The thing about Thanksgiving that upsets me is that it is by and large, glossed over by the world. While the holiday in and of itself means nothing to me, the celebrations of that day do. It is a time where I get to sit down with my family and share memories and good fortune and be reminded of just how much they mean to me. The same goes with my friends. Thanksgiving is a time that I use to remind myself to be thankful, for every good thing and every bad thing that comes my way.
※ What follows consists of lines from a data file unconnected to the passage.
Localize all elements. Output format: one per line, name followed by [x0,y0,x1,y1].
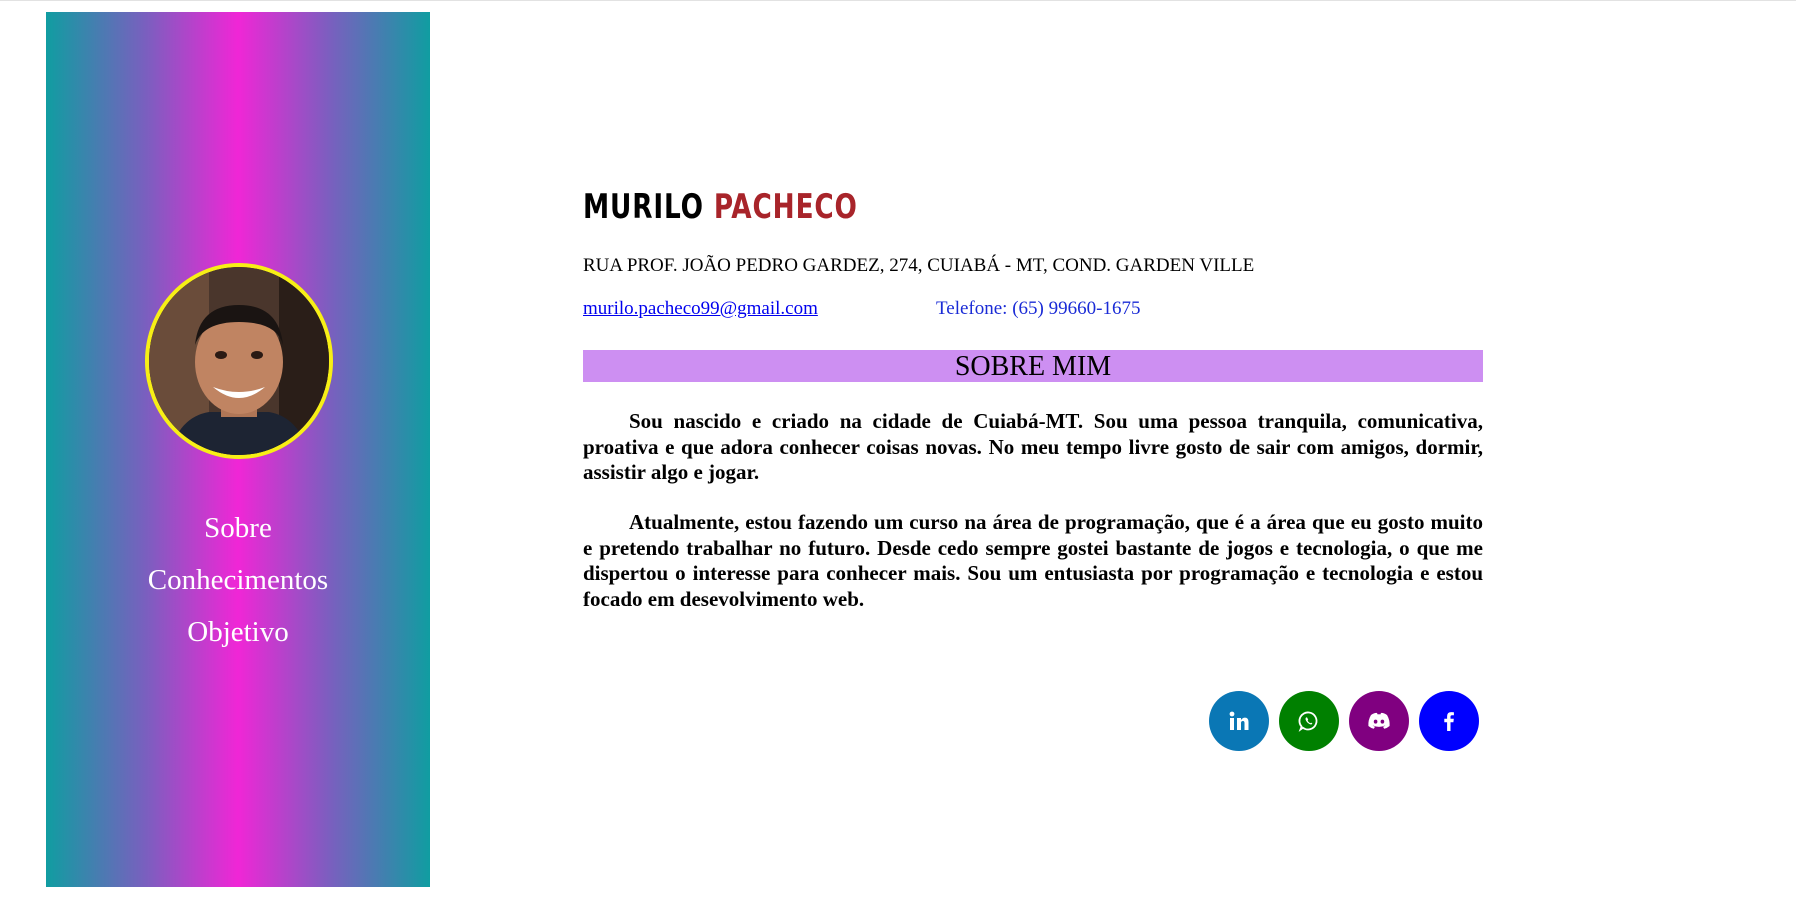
sidebar: Sobre Conhecimentos Objetivo [46,12,430,887]
social-links [1209,691,1479,751]
facebook-button[interactable] [1419,691,1479,751]
linkedin-icon [1229,711,1249,730]
last-name: PACHECO [713,187,858,227]
discord-button[interactable] [1349,691,1409,751]
facebook-icon [1444,712,1454,731]
linkedin-button[interactable] [1209,691,1269,751]
nav-item-conhecimentos[interactable]: Conhecimentos [46,554,430,606]
discord-icon [1368,712,1390,729]
whatsapp-icon [1298,711,1318,732]
address: RUA PROF. JOÃO PEDRO GARDEZ, 274, CUIABÁ… [583,255,1255,276]
about-paragraph: Sou nascido e criado na cidade de Cuiabá… [583,409,1483,484]
about-paragraph: Atualmente, estou fazendo um curso na ár… [583,510,1483,611]
section-heading-sobre-mim: SOBRE MIM [583,350,1483,382]
nav-item-objetivo[interactable]: Objetivo [46,606,430,658]
nav-item-sobre[interactable]: Sobre [46,502,430,554]
profile-name: MURILO PACHECO [583,187,858,227]
whatsapp-button[interactable] [1279,691,1339,751]
first-name: MURILO [583,187,704,227]
phone: Telefone: (65) 99660-1675 [936,298,1141,319]
email-link[interactable]: murilo.pacheco99@gmail.com [583,298,818,320]
avatar [145,263,333,459]
sidebar-nav: Sobre Conhecimentos Objetivo [46,502,430,658]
This blog has seen a lot of up and down. I have shown you guys many sides of myself on here, and I have always tried to be as honest and transparent as possible. When I am going through a hard time and my road is rocky, I share that. I tell you that I will overcome it, and I do. Sometimes in life, I just need time to think and to process things. Sometimes I just need a moment to myself so that I can make sure everything is ironed out smoothly. Such is the case with my current situations. Emotionally, physically, in my friendships and in my familial relations, I just need a moment to think about what has been going on and find a way to smooth things over. To forgive, to apologize. To do what needs to be done.
I haven’t been myself lately, and it’s been obvious. I have been grumpy and needy and lonely. I have been ultimately confused and to be honest, I don’t know what will happen tomorrow morning, but I do know this: The people I have surrounded myself with today have gotten me through this far. They have encouraged me when I couldn’t encourage myself. They have spoon fed me turkey and stuffing and cranberry sauce when I wasn’t thankful for the limitless blessings that I should be able to see in my life with each passing day. Those people are the reason I’ve gotten up in the morning and the same reason I have gone to bed at night. No matter how much I feel hurt sometimes or how I might begin to feel neglected… Those people are the people that I love. They support me when I need it most.
When things are bad, it’s good to have good people.